Need more evidence? It’s all over this month’s jazz schedule as well. This Saturday, in fact, the PRISM Quartet will continue its Heritage/Evolution series at the Painted Bride, in which the classical sax foursome has invited some of jazz’s most forward-thinking saxmen to compose new music for the ensemble and themselves. This weekend, they’ll premier “Super Sonix,” penned by tenor sax titan Joe Lovano. In keeping with the hybrid tradition, the piece pays explicit homage to “Third Stream” pioneer Gunther Schuller as well as the radically innovative Ornette Coleman.

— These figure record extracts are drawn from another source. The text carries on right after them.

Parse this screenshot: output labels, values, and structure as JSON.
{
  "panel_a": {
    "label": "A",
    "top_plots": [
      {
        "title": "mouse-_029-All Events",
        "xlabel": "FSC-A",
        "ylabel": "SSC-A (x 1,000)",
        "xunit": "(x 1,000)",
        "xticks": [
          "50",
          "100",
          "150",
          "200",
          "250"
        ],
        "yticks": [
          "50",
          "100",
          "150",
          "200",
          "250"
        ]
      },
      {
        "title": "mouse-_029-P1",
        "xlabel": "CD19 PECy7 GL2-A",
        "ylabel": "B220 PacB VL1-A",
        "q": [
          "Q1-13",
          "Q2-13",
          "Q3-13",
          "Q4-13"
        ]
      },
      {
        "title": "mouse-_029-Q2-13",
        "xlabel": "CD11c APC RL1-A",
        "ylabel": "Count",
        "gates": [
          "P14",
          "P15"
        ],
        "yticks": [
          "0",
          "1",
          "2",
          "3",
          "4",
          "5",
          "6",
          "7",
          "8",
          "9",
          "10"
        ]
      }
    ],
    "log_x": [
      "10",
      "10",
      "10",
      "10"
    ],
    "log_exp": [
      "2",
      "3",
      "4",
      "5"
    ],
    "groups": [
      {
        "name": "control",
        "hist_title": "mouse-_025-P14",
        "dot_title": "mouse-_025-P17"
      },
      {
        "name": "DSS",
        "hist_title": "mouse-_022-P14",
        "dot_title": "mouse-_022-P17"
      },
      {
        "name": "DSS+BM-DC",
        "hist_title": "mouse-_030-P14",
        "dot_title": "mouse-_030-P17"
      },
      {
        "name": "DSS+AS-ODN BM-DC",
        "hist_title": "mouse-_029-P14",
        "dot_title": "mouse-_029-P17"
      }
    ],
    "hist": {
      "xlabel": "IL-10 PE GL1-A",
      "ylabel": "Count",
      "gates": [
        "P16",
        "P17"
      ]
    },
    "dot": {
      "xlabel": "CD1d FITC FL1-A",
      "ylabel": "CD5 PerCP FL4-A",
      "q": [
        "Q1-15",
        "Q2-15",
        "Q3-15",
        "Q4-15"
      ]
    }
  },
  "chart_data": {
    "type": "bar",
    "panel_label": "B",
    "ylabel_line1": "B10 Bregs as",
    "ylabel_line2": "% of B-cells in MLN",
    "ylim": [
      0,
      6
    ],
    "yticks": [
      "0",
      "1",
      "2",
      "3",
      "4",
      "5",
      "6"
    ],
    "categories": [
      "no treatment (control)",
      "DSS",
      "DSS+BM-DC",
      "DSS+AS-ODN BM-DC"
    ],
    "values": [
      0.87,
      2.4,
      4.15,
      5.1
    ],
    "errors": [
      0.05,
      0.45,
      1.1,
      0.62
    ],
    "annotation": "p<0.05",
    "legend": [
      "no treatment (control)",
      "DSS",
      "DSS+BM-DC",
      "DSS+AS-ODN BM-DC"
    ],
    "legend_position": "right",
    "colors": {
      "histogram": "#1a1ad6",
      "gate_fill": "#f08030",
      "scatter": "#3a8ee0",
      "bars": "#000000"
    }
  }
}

One night earlier, on June 2, pianist Uri Caine will return to Matt Yaple’s invite-only @exuberance series (it’s easy to snag an invite – just shoot an email to email@example.com). Since leaving his native Philly a few decades back, Caine has gained fame with his inventive reworkings of classical repertoire from Wagner to Verdi, though this show, which reunites him with local bass great Mike Boone, will reach back into his more traditional Philly hard-bop roots. Rumor has it the duo will expand into a trio with the addition of Boone’s staggeringly talented 10-year-old son, drummer Mekhi.

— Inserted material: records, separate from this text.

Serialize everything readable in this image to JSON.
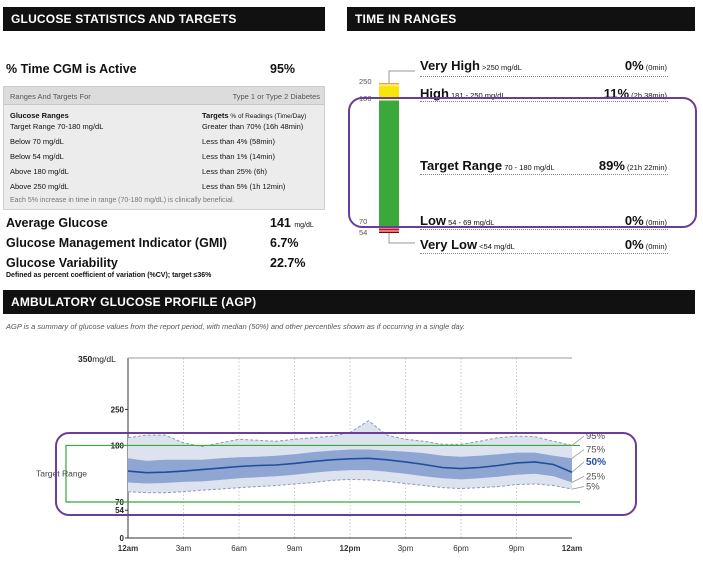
{
  "headers": {
    "stats": "GLUCOSE STATISTICS AND TARGETS",
    "tir": "TIME IN RANGES",
    "agp": "AMBULATORY GLUCOSE PROFILE (AGP)"
  },
  "stats": {
    "cgm_active_label": "% Time CGM is Active",
    "cgm_active_value": "95%",
    "targets_head_left": "Ranges And Targets For",
    "targets_head_right": "Type 1 or Type 2 Diabetes",
    "col_ranges_header": "Glucose Ranges",
    "col_targets_header_bold": "Targets",
    "col_targets_header_rest": " % of Readings (Time/Day)",
    "rows": [
      {
        "range": "Target Range 70-180 mg/dL",
        "target": "Greater than 70% (16h 48min)"
      },
      {
        "range": "Below 70 mg/dL",
        "target": "Less than 4% (58min)"
      },
      {
        "range": "Below 54 mg/dL",
        "target": "Less than 1% (14min)"
      },
      {
        "range": "Above 180 mg/dL",
        "target": "Less than 25% (6h)"
      },
      {
        "range": "Above 250 mg/dL",
        "target": "Less than 5% (1h 12min)"
      }
    ],
    "footnote": "Each 5% increase in time in range (70-180 mg/dL) is clinically beneficial.",
    "avg_glucose_label": "Average Glucose",
    "avg_glucose_value": "141",
    "avg_glucose_unit": "mg/dL",
    "gmi_label": "Glucose Management Indicator (GMI)",
    "gmi_value": "6.7%",
    "variability_label": "Glucose Variability",
    "variability_value": "22.7%",
    "variability_note": "Defined as percent coefficient of variation (%CV); target ≤36%"
  },
  "tir": {
    "axis_labels": [
      "250",
      "180",
      "70",
      "54"
    ],
    "rows": [
      {
        "label": "Very High",
        "range": ">250 mg/dL",
        "pct": "0%",
        "time": "(0min)"
      },
      {
        "label": "High",
        "range": "181 - 250 mg/dL",
        "pct": "11%",
        "time": "(2h 38min)"
      },
      {
        "label": "Target Range",
        "range": "70 - 180 mg/dL",
        "pct": "89%",
        "time": "(21h 22min)"
      },
      {
        "label": "Low",
        "range": "54 - 69 mg/dL",
        "pct": "0%",
        "time": "(0min)"
      },
      {
        "label": "Very Low",
        "range": "<54 mg/dL",
        "pct": "0%",
        "time": "(0min)"
      }
    ],
    "colors": {
      "very_high": "#f5a623",
      "high": "#f6e60a",
      "target": "#3aa83a",
      "low": "#d0021b",
      "very_low": "#8b0000"
    }
  },
  "agp": {
    "description": "AGP is a summary of glucose values from the report period, with median (50%) and other percentiles shown as if occurring in a single day.",
    "target_range_label": "Target Range",
    "y_unit_label": "mg/dL"
  },
  "chart_data": {
    "type": "area",
    "x_tick_labels": [
      "12am",
      "3am",
      "6am",
      "9am",
      "12pm",
      "3pm",
      "6pm",
      "9pm",
      "12am"
    ],
    "x": [
      0,
      1,
      2,
      3,
      4,
      5,
      6,
      7,
      8,
      9,
      10,
      11,
      12,
      13,
      14,
      15,
      16,
      17,
      18,
      19,
      20,
      21,
      22,
      23,
      24
    ],
    "xlim": [
      0,
      24
    ],
    "ylim": [
      0,
      350
    ],
    "y_ticks": [
      0,
      54,
      70,
      180,
      250,
      350
    ],
    "target_lines": [
      70,
      180
    ],
    "series": [
      {
        "name": "95%",
        "values": [
          195,
          200,
          200,
          185,
          178,
          185,
          192,
          190,
          188,
          192,
          195,
          198,
          205,
          228,
          200,
          192,
          188,
          182,
          182,
          188,
          195,
          198,
          197,
          188,
          180
        ]
      },
      {
        "name": "75%",
        "values": [
          155,
          150,
          152,
          152,
          152,
          155,
          157,
          158,
          160,
          163,
          167,
          170,
          172,
          172,
          170,
          168,
          165,
          160,
          158,
          160,
          163,
          166,
          166,
          160,
          155
        ]
      },
      {
        "name": "50%",
        "values": [
          130,
          127,
          128,
          130,
          133,
          136,
          139,
          141,
          142,
          145,
          149,
          152,
          154,
          155,
          152,
          148,
          143,
          137,
          135,
          137,
          141,
          146,
          148,
          143,
          128
        ]
      },
      {
        "name": "25%",
        "values": [
          108,
          106,
          107,
          109,
          110,
          113,
          116,
          118,
          120,
          123,
          127,
          130,
          132,
          132,
          129,
          125,
          120,
          116,
          114,
          116,
          119,
          123,
          125,
          120,
          108
        ]
      },
      {
        "name": "5%",
        "values": [
          90,
          88,
          88,
          90,
          93,
          95,
          98,
          100,
          102,
          105,
          108,
          112,
          114,
          113,
          110,
          106,
          102,
          98,
          96,
          98,
          100,
          104,
          105,
          102,
          95
        ]
      }
    ],
    "colors": {
      "outer_band": "#dde2ef",
      "inner_band": "#8fa6d3",
      "median": "#1f4e9a",
      "target_line": "#3aa83a"
    }
  }
}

John Zorn has built his iconoclastic career on bulldozing genre boundaries, chopping and blending everything from jazz to grindcore to musique concrete to cartoon soundtracks into a distinctively defiant soundworld, in the process becoming one of the most prolific and eclectic composers in modern music of any definition. One of his most extensive collections of music is his series of Masada songbooks, which form the core of his “Radical Jewish Music” aesthetic. Also on June 3, Ars Nova Workshop will present Philly native Brian Marsella performing songs from the second Masada book, “The Book of Angels,” at the Art Alliance in a piano trio with bassist Trevor Dunn (Nels Cline Singers, Mr. Bungle) and drummer Kenny Wollesen (Sex Mob, Bill Frisell). Marsella, a member of Philly supergroup the Fresh Cut Orchestra as well as Zion80, The Flail, and his own Imaginarium project, recorded 16 of these Zorn tunes with this trio on his new Tzadik album Buer.

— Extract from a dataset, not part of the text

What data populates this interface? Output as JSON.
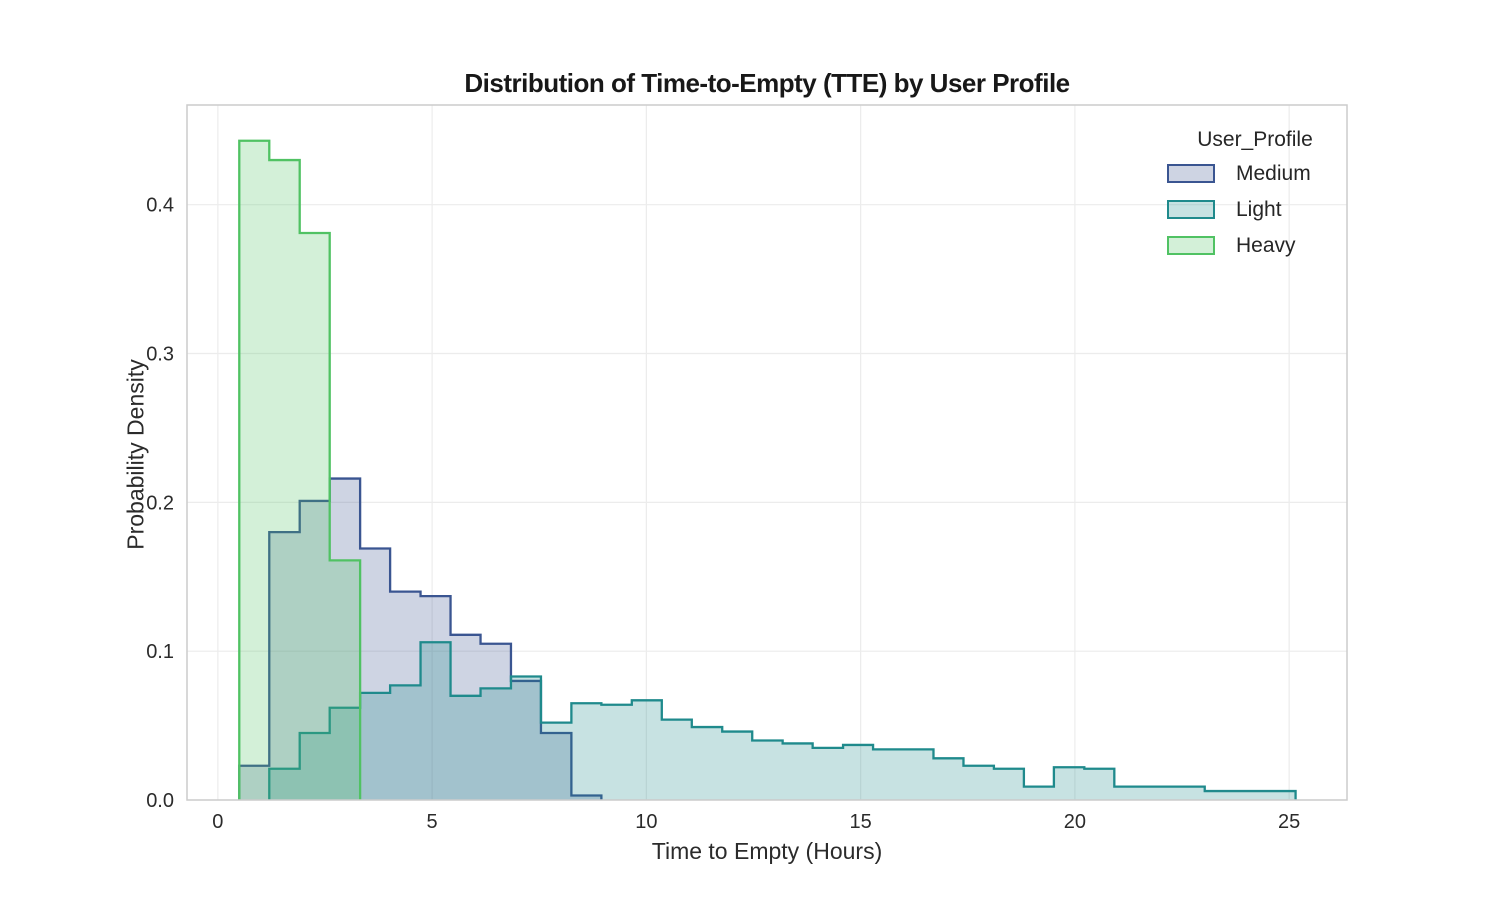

Of course, jazz and classical are not the only streams that have crossed over the course of the musics’ history. Cuban traditions have also richly contributed to the evolution of jazz, a heritage that will be celebrated by our own Terell Stafford-led Jazz Orchestra of Philadelphia at the Kimmel Center on Saturday, June 10. The big band will be joined by trumpet great Jon Faddis as well as Cuban native and former Philadelphia Elio Villafranca on piano for an evening exploring the island’s influence on Dizzy Gillespie and other influential jazz icons.